Директор ходил по кабинету, и мне трудно сказать, слушал он меня или нет. Взгляды, которые тот бросал через окно, не выражали ничего, кроме досады. Слово «пожар», произнесенное мною с тревогой и волнением, не произвело на него никакого впечатления. В какой-то момент дверь приоткрылась и показался один из наших служащих, о котором ходила мрачная слава доносчика.
— О, Ставрев, одну минутку! Повернувшись ко мне, директор сонно изрек:
— Все, что вы мне сообщили, интересно, но только мы не можем вот так, с бухты-барахты взять — и решить! Подумаем… Изложите на бумаге и передайте нам!..
— Но, товарищ директор… Пожар…
— Только без паники! Я уже сказал — садитесь и пишите! Подумайте о форме! Вы свободны! Ставрев, заходи!..
Мне показалось, что вокруг воцарился чернильный мрак, но он тут же был пронизан огнем и кровью — очертя голову я выбежал из кабинета директора. Сел за свой рабочий стол и дрожащими пальцами настучал на пишущей машинке о том, что загорелся склад готовой продукции. Дальше я настоятельно просил срочно принять меры…
Секретарше я объяснил, в чем дело, и попросил ее немедленно доложить директору.
— Сейчас нельзя! — отрезала она. — Товарищ директор беседует со Ставревым и просил не беспокоить…
Я послушно уселся на стул напротив двери…
Когда через несколько минут Ставрев вышел, я постучался и, не дожидаясь приглашения, ворвался в кабинет директора.
— Товарищ директор, — громко заговорил я, — среди служащих прошел слух…
Это было так неожиданно и настолько уместно сказано, что директор вздрогнул и застыл на месте.
— Прошел слух, — заикаясь, повторил я.
Весь внимание директор подошел и сел напротив… Его лицо было напряженным и сосредоточенным, дыхание — учащенным, а сердце работало как насос ирригационной системы. До меня доносились его частые удары.
— Слух пошел, что этим утром на наших складах готовой продукции вспыхнул пожар… — продолжал я.
— Слушаю тебя, Шиваров!
— У вас за спиной поговаривают, мол, вы не принимаете никаких мер…
— Какие меры я могу принять, если мне никто не докладывал об этом пожаре!.. А кто поговаривает?
— Служащие…
— Кто именно?
— Я вам потом все подробно расскажу, только давайте сначала потушим пожар…
— Нет, нет, этот номер не пройдет, — закричал директор. — Ты мне голову не морочь.

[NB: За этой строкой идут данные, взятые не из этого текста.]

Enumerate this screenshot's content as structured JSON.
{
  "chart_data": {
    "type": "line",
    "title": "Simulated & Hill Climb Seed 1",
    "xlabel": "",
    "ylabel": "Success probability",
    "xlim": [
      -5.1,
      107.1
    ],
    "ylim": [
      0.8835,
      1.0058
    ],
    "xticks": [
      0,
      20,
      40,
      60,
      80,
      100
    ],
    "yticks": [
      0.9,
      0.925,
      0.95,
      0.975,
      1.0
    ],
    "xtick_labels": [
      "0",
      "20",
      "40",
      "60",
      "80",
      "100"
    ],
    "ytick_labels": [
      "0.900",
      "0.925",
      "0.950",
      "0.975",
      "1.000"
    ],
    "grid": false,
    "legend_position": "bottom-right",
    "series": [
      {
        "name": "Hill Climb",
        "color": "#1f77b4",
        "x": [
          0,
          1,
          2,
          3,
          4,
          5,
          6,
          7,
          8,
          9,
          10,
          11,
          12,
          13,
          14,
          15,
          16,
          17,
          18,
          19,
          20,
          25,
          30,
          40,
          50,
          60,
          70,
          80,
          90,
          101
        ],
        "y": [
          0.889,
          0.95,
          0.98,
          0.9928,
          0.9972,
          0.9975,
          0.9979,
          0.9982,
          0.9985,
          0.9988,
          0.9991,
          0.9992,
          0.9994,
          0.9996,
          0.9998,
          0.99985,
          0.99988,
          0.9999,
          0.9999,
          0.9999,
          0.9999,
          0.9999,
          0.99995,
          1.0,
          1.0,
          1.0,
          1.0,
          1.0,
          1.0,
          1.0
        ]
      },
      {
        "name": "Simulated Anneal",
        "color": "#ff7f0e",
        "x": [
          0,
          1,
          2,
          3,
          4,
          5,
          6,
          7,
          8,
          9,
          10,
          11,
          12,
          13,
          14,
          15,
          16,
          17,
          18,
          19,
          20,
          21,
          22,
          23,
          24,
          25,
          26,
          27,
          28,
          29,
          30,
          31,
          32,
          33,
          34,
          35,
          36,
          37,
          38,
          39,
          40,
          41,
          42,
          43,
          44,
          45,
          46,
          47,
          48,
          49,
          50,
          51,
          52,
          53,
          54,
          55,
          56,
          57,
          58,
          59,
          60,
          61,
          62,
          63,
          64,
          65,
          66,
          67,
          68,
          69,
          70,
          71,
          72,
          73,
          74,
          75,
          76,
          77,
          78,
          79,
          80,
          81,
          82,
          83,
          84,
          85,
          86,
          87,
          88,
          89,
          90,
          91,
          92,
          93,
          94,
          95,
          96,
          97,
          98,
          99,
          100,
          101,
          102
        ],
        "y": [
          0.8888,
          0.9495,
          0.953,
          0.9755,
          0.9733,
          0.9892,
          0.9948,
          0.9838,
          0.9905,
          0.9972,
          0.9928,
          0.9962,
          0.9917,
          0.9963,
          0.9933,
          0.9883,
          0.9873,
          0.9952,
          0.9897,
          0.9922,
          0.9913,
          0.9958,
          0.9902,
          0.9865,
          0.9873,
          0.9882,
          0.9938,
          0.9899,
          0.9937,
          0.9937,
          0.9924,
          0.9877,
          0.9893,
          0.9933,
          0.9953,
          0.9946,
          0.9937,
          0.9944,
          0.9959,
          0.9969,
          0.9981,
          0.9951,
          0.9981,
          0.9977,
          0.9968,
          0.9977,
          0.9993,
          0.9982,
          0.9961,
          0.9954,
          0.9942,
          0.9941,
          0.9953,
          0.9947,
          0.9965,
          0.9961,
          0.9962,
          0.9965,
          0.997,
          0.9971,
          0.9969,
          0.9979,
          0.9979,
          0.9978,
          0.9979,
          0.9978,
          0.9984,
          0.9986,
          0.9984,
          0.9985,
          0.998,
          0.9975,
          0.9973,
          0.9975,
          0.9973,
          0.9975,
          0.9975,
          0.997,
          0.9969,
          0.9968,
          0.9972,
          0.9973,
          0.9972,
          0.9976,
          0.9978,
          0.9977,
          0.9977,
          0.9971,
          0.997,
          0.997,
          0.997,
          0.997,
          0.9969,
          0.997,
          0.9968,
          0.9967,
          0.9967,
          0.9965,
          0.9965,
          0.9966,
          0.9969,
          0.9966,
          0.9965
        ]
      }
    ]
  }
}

Говори, кто это вместо того, чтобы работать, слухи распускает…
Я назвал несколько имен, в том числе и свое. Но лишь заполучив их в письменном виде, директор согласился и мы побежали к складу. Отдуваясь, директор на ходу бросил:
— Выведу я на чистую воду того, кто хочет мне свинью подложить…
Любомир Янов. Хороший парень
Перевод Василия Жукивского
Она просыпается на полтора часа позже, чем остальные женщины в квартале, лишь потому, что любит поспать. Но несмотря на это, она всегда поспевает на автобус. И все потому, что в отличие от других женщин не возится в кухне, готовя завтрак для семьи. Не вертится перед зеркалом, не теряет времени на утренний макияж. Не нянчится с ребенком, собирая его в ясли. Она спешит закурить. Едва поднявшись с постели, щелкает зажигалкой.
Несколько затяжек — и надсадный кашель заядлого курильщика моментально проходит. Ну а если нет кашля — значит, нет никаких проблем. Она быстренько напяливает блузку и влезает в джинсы. Потом направляется в ванную. Самое главное — промыть глаза. Вытираясь полотенцем, она успевает мокрыми пальцами провести по коротко остриженным волосам. Вот и все. Остается снова закурить давно погасшую в пепельнице сигарету и, дымя на ходу, отправиться на работу.
На работе ее не интересуют разговоры о прическах и моде. Не занимают ее и рецепты всяких там кулинарных чудес. Ее не волнуют новости торговой сети. Она не побежит занимать очередь, если за углом выбросили зеленый лук. Потому что, представляя ультралевое крыло квартальной эмансипации, она просто-напросто никогда не готовит.
Но пригласи ты ее в кафе или ресторан — не откажет. И там она ведет себя как хороший парень. Не станет ломаться: «Это пью, а это не пью». Она пьет все. И не мелочится: «Мне, если можно, одну рюмочку (водки, ракии, анисовки)», — как будто у официанта нет другой работы, кроме как все время вертеться возле ее столика. Она сразу заказывает стакан и быстро проглатывает содержимое. Вот так, двумя-тремя глотками.
Сидеть с таким представителем нежного пола в заведении общественного питания приятно. Не будет ворчать, что много пьешь. Не будет наступать тебе на ногу под столом, мол, больше не заказывай. Наоборот! Как хороший парень она будет только «За». Но несмотря на это, с ней трудно напиться. Потому что от больших глотков глаза ее быстро соловеют. И так как неприлично, чтобы за одним столиком оба были пьяными (кому-то же надо быть трезвым, чтобы доставить домой другого), ты просто перестаешь пить. Таким образом, она, жертвуя своим здоровьем, деликатно предохраняет своего ресторанного партнера от алкоголизации. А уж если придется, то и поскандалить с нею — одно удовольствие. Она не будет, как другие, реветь и хныкать. Не будет смотреть на тебя полными слез глазами, от которых сжимается сердце и ты сразу готов тут же обмякнуть, простить и извиниться, даже будучи невиновным. На одно грубое слово она выдаст пять. Заорет на тебя как портовый грузчик, так что ты можешь в ответ не стесняться в выражениях. И ничего удивительного, если дело дойдет до потасовки. Выяснение отношений завершается достойно, по-мужски.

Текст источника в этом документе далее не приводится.